Most of the Christmas carols we sing and pageants we perform cater to this perspective. Don’t get me wrong; there is wonderful theology in many carols as they speak of the incarnation, Jesus as King, and the birth of a Saviour. But few if any are explicit about the fact that baby Jesus was born to die.

Apart from the Gospel narratives, the birth of Jesus isn’t celebrated in Scripture. In fact, the apostles don’t recall the stable at Bethlehem, nor do they mention Mary by name, shepherds, wise men, or the star, to say nothing of cattle, sheep, and snowy winter!

Unless we view Bethlehem from the perspective of the cross, most of what we sing and celebrate at Christmas amounts to glorying in the cradle, not the cross. The love of a babe in a manger even though virgin-born and a King does nothing to save us. The Apostle Paul wrote, “But God forbid that I should glory, save in the cross of our Lord Jesus Christ, by whom the world is crucified unto me, and I unto the world,” (Galatians 6:14 KJV).

What saves us is the love revealed; when a grown-up Jesus hangs on a cross, suffers, and dies. When we have been to Calvary we cannot glory in the manger beyond the fact it was the preparation for the cross.

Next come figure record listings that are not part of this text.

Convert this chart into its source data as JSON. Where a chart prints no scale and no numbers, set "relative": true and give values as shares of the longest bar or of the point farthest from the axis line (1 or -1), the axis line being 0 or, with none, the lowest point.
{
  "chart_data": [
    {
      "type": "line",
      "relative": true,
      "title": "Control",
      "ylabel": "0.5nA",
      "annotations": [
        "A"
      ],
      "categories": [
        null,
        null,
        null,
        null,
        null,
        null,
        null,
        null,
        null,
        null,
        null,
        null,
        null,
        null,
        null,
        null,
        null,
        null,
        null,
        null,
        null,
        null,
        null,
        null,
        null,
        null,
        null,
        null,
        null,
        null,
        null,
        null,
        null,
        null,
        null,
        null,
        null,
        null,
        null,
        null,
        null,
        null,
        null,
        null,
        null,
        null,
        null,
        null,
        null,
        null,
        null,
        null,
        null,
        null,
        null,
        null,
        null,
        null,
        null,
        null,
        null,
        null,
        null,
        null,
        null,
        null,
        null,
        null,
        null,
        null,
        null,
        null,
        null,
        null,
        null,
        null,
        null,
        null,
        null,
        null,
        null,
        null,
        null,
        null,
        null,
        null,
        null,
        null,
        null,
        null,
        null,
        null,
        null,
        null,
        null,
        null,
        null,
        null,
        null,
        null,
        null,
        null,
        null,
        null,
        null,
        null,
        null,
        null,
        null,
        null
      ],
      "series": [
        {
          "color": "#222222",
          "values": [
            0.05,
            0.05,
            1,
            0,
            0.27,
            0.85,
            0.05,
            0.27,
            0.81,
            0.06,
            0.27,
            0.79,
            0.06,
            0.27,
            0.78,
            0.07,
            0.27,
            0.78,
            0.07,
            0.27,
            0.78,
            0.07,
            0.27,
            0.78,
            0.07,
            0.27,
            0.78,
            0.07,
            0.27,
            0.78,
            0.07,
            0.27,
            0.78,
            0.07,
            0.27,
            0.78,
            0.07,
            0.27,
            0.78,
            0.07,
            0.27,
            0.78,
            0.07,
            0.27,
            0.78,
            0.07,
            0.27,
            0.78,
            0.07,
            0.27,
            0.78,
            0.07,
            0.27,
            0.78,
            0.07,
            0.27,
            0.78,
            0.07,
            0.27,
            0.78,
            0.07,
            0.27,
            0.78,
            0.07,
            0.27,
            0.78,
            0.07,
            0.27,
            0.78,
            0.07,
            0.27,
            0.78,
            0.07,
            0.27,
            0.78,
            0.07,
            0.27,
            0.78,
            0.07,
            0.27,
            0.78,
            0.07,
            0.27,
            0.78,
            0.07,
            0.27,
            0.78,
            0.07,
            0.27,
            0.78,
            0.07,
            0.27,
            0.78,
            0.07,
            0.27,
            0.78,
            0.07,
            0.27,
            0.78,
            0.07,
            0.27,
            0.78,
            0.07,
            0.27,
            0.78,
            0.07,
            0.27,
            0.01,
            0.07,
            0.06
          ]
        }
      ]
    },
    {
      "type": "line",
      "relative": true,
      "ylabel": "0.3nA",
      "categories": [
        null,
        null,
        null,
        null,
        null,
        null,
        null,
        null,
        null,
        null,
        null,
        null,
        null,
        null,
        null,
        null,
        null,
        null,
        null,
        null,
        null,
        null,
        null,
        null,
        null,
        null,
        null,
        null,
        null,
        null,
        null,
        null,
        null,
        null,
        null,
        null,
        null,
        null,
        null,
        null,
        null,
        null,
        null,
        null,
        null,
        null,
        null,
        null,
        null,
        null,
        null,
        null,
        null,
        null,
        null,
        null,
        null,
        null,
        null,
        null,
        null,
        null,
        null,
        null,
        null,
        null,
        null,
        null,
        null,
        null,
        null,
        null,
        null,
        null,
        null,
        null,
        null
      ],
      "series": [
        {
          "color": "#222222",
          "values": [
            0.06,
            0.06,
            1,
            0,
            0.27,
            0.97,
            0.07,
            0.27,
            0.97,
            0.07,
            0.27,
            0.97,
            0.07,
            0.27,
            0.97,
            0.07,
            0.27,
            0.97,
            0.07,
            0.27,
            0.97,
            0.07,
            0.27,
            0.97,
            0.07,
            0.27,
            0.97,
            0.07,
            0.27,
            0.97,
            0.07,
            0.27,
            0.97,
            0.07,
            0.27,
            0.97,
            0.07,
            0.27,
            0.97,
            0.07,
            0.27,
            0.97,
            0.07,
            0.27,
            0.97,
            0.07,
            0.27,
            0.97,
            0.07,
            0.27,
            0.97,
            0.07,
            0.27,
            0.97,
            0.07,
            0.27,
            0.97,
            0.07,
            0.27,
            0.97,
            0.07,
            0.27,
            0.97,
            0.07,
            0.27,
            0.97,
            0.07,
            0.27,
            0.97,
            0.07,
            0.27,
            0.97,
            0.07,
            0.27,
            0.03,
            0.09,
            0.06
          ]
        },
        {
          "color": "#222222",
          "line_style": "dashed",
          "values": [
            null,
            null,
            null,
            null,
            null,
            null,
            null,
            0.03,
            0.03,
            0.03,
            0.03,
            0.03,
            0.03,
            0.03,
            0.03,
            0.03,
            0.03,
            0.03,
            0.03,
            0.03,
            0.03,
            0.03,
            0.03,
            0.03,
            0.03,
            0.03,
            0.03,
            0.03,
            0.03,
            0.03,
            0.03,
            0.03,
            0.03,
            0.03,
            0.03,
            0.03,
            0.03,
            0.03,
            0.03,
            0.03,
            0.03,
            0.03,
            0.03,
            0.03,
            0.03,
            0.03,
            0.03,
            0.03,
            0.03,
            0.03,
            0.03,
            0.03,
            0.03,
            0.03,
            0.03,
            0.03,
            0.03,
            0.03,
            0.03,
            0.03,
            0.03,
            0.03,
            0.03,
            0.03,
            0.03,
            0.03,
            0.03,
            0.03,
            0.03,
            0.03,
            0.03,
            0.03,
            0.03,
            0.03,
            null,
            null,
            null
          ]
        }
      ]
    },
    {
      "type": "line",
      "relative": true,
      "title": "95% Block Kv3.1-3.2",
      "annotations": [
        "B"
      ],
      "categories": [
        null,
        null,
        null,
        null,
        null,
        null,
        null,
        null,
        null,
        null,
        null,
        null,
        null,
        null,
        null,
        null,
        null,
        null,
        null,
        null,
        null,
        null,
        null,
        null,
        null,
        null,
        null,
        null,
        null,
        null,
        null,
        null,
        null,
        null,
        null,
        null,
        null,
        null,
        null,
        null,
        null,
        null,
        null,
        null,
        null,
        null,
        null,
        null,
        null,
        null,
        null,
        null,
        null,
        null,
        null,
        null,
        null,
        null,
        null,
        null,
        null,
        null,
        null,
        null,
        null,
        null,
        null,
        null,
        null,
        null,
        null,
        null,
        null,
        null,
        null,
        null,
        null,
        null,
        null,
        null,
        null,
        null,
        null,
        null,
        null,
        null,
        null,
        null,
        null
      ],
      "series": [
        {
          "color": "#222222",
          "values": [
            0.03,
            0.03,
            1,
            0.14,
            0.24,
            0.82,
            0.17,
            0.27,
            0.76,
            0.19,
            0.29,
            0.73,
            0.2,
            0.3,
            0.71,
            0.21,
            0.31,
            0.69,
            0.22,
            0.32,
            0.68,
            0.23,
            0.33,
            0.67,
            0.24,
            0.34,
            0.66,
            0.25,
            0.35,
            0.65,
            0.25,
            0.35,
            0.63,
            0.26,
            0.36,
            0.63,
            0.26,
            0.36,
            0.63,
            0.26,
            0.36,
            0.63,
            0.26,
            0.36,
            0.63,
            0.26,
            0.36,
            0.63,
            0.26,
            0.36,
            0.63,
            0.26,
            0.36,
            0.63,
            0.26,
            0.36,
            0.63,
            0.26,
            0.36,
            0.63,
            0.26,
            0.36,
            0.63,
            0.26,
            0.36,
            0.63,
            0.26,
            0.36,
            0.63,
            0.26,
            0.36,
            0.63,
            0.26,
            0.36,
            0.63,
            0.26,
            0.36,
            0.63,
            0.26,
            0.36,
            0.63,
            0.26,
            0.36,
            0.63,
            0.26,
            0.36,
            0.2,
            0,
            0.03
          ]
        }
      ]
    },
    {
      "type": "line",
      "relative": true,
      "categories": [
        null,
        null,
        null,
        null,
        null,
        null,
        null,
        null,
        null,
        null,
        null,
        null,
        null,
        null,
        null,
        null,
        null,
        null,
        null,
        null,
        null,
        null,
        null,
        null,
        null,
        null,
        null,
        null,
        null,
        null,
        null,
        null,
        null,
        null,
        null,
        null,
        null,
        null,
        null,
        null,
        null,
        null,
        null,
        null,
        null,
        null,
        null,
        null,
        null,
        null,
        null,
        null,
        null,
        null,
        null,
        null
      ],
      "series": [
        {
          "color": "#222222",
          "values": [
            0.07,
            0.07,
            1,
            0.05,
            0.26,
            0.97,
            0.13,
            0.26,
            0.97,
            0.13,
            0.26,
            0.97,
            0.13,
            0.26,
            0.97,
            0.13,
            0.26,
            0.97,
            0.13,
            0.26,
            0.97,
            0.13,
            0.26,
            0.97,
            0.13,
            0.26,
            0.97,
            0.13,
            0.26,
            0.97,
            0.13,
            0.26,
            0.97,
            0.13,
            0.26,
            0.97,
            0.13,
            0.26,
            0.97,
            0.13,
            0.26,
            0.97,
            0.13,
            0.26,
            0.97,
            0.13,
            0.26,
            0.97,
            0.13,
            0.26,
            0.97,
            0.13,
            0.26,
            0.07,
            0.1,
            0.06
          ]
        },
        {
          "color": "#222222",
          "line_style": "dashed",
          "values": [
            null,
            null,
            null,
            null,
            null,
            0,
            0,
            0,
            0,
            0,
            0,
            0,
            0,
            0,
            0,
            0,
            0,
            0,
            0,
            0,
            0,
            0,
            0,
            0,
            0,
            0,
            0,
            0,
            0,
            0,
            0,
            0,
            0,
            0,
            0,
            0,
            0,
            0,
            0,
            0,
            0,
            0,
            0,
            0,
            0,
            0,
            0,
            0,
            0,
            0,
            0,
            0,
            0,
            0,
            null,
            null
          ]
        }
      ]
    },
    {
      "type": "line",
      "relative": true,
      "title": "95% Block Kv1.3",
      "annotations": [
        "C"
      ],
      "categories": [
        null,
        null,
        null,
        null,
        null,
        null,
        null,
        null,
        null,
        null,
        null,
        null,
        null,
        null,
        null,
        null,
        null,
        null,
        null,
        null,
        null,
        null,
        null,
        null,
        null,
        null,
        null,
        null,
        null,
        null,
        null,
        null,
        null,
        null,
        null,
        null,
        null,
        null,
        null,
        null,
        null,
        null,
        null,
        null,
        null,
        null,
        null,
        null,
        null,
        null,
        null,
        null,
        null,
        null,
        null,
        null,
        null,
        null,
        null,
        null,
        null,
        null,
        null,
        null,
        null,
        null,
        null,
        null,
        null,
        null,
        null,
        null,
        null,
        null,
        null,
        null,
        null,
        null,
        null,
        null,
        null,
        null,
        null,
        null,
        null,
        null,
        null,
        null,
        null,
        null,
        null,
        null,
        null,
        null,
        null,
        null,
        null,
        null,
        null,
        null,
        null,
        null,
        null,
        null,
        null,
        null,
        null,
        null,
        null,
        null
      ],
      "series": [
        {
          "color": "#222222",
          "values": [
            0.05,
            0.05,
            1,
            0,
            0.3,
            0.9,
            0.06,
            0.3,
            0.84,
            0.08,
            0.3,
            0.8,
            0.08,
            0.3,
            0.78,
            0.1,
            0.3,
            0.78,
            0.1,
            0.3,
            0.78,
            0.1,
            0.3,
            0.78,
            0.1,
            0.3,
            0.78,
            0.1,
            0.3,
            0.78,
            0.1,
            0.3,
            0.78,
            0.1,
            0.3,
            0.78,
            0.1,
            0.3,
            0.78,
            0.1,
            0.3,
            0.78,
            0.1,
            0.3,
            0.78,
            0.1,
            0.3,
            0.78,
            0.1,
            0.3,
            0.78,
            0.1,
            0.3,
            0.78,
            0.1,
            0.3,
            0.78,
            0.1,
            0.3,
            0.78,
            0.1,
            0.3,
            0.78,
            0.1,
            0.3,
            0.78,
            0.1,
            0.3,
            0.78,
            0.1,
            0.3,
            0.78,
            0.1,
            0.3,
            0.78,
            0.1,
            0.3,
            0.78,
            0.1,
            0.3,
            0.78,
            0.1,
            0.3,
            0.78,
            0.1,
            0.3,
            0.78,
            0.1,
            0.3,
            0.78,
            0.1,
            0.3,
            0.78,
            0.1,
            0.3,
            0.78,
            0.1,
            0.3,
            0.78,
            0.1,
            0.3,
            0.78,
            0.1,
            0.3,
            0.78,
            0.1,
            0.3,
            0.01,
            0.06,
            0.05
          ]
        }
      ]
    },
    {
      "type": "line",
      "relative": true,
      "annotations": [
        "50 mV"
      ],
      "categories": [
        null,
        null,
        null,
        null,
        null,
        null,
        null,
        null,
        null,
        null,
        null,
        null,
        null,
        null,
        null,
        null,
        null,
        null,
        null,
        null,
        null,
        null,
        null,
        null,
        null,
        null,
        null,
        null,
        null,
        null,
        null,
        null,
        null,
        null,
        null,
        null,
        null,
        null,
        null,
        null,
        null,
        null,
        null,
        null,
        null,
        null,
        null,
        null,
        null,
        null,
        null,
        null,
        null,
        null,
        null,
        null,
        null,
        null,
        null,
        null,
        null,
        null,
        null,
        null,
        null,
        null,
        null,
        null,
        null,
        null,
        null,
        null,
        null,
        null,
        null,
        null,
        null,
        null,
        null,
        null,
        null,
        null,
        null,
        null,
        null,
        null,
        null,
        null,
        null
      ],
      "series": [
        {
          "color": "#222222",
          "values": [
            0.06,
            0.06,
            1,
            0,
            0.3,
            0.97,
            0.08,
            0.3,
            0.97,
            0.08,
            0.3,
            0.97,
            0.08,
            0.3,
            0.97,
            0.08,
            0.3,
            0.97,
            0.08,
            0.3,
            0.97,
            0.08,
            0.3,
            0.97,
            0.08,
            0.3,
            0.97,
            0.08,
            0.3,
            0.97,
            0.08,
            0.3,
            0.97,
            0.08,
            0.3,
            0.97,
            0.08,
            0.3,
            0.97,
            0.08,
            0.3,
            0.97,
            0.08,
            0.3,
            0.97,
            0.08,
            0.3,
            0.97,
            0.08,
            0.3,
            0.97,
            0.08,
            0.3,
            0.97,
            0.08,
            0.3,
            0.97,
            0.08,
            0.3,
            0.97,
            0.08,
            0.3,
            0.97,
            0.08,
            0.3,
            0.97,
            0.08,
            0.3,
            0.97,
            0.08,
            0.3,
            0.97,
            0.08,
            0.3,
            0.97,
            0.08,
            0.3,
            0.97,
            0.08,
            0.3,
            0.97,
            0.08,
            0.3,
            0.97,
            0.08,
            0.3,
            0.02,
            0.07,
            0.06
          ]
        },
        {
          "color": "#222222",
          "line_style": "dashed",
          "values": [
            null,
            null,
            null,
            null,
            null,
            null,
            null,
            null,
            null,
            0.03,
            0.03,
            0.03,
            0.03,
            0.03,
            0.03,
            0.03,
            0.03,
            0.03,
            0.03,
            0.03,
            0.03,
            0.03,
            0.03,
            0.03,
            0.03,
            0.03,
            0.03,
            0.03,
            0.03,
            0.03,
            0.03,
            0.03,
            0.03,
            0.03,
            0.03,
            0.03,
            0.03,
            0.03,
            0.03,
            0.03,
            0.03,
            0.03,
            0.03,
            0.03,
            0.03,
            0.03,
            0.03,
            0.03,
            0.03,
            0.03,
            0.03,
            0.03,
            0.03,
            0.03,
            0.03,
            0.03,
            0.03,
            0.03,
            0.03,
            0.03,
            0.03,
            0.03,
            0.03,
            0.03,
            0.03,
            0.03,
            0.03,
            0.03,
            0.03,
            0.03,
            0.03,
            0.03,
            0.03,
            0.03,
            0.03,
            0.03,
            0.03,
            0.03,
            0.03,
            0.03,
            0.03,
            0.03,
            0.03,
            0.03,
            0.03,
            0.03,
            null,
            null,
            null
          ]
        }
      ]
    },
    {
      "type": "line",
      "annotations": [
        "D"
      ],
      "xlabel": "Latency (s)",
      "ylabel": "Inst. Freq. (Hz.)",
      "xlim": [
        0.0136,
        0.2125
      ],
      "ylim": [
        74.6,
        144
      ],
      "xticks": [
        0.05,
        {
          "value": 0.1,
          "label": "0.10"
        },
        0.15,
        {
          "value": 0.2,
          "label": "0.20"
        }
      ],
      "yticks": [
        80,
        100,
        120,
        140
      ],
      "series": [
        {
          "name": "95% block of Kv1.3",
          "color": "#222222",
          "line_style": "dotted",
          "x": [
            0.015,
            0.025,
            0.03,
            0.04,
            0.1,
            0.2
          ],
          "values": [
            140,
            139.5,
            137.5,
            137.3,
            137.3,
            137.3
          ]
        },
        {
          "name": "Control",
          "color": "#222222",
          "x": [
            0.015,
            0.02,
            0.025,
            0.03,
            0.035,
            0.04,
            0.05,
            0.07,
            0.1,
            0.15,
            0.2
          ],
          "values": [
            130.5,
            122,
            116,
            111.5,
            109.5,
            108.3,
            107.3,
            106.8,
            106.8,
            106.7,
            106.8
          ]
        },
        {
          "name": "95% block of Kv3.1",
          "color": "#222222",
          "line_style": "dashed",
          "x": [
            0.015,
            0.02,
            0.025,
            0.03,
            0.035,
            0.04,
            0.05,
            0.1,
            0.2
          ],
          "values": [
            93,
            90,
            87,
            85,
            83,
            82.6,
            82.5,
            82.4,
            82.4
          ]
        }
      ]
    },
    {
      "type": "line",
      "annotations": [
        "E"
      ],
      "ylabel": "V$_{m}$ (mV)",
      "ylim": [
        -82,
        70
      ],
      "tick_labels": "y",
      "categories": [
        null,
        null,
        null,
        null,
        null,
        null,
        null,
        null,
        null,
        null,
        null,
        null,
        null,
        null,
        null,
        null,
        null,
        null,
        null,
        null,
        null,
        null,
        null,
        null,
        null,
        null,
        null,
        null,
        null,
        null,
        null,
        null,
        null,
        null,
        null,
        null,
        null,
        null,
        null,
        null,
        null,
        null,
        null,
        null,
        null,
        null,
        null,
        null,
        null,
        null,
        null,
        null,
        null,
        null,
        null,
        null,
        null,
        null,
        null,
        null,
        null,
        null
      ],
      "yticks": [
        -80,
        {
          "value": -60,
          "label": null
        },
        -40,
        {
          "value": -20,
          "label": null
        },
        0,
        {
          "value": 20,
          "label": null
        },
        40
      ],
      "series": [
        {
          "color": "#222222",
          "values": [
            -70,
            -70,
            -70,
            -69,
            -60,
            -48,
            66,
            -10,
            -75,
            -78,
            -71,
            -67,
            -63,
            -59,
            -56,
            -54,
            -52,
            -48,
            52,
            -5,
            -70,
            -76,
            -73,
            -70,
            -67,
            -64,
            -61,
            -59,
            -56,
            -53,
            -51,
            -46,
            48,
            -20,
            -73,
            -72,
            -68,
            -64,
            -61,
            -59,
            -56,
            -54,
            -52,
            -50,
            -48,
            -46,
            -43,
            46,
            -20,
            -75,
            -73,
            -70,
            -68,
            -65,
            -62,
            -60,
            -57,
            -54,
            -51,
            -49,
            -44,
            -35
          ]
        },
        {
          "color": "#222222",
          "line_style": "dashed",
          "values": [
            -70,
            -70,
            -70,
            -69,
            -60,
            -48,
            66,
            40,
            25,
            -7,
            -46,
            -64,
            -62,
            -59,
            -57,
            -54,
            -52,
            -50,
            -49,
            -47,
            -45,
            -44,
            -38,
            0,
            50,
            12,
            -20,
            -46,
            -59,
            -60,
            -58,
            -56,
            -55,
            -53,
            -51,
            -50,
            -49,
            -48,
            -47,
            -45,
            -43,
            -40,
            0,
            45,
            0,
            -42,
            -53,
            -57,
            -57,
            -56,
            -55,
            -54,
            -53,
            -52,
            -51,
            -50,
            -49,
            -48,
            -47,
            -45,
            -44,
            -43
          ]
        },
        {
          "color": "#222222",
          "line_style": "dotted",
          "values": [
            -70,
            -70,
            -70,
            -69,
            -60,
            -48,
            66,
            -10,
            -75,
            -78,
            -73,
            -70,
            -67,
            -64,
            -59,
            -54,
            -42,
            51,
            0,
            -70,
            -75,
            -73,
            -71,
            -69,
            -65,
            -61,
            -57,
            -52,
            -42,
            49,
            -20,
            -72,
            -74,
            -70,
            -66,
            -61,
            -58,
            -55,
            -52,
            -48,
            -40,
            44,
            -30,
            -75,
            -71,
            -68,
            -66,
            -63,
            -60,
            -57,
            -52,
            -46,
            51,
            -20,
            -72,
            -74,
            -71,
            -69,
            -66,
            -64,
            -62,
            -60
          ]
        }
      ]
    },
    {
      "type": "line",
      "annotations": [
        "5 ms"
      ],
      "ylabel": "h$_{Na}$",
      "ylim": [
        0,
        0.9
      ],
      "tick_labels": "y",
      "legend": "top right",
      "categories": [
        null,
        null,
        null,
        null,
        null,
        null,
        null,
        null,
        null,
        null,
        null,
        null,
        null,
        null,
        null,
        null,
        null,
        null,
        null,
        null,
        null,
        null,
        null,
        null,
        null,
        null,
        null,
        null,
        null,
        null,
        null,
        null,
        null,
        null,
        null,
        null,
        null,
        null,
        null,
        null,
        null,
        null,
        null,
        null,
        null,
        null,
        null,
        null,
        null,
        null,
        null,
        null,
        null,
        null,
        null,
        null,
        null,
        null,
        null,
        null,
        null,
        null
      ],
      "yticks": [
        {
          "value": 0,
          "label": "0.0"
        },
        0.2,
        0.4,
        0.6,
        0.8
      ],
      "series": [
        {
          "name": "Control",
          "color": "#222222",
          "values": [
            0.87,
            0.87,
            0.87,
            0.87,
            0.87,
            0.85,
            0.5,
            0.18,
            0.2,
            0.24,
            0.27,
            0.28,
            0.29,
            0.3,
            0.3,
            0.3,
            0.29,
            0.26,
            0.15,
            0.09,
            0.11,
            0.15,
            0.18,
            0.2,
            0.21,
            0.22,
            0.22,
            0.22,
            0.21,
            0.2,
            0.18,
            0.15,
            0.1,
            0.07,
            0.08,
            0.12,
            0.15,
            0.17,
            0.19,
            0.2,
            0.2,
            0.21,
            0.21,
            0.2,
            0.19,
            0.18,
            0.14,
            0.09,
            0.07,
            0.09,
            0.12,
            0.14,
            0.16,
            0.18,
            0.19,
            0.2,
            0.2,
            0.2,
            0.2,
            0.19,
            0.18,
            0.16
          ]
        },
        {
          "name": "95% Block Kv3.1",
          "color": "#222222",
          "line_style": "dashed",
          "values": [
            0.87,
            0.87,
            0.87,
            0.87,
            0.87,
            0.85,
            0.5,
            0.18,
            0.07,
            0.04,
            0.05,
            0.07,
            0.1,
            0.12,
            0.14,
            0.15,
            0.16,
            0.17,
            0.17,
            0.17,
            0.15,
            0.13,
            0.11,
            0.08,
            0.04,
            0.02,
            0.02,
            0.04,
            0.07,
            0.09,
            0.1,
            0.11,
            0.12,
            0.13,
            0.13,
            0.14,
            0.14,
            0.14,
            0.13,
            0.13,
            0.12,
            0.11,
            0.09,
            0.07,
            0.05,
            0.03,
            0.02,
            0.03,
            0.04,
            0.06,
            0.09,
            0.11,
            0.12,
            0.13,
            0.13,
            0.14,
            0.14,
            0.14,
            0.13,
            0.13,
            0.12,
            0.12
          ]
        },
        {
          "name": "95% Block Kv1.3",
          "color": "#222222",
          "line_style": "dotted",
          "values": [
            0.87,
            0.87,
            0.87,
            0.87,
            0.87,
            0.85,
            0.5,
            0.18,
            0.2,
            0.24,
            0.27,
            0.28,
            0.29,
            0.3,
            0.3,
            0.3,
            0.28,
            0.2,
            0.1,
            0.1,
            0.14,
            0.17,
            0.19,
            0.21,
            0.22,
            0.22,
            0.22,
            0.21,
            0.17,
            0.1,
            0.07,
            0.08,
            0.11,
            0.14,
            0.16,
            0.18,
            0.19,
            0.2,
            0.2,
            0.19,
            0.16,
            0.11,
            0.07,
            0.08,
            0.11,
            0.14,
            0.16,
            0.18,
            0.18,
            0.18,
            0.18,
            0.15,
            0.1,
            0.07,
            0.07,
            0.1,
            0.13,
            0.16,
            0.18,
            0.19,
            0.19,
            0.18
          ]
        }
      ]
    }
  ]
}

To know and experience the real meaning of Christmas we must not linger too long at Bethlehem. We must go on to Calvary. We should remember the crib, but we should live at the cross. The wonder and glory of Christmas is not that Jesus came it is rather He came to die for sinners like you and me! His virgin birth brought God to us, but only His death as our substitute could bring us to God.

Have you been brought to God? Or are you still at a distance, your sins separating you from God? A big gap separates an unforgiven, unredeemed sinner from a holy God. If we should celebrate the birth of our Lord and are still not brought to God then we have missed the whole purpose of it.

Second Corinthians 8:9 says, “For you know the grace of our Lord Jesus Christ, that though He was rich, yet for your sake He became poor, so that you through His poverty might become rich” (NASB).

Are you rich? Rich in the knowledge that all your sins are forgiven? Rich in the knowledge that through Jesus Christ you possess a priceless, perfect righteousness, which God will accept? Are you rich because you can say the Lord has taken away the rags of your self-righteousness and clothed you with the garments of salvation?

Are you rich today because you have a steadfast and sure hope? Or are you spiritually bankrupt with nothing as you face the future and eternity? Maybe a few shreds of religious profession, maybe some effort now and then to try to clean up your act and live a better life? Is that all you have?

If Christmas finds you still living without God and without hope in the world, I ask with all sincerity why go through with Christmas? Would it not be something of a charade?

But if we have trusted Jesus as our Saviour, if we see through His cross our sins have been taken away and righteousness has been given, if we have peace with God through our Lord Jesus Christ, then why should we not celebrate Christmas and everything else that speaks to us of our Saviour and His great redeeming work?

Don’t go into Christmas seeing only the cradle with the baby version of Jesus. Look at Bethlehem from the viewpoint of the cross. The child of Bethlehem became the man of Calvary and carried your sin on that cross. Believe it. Receive it. Glory in it.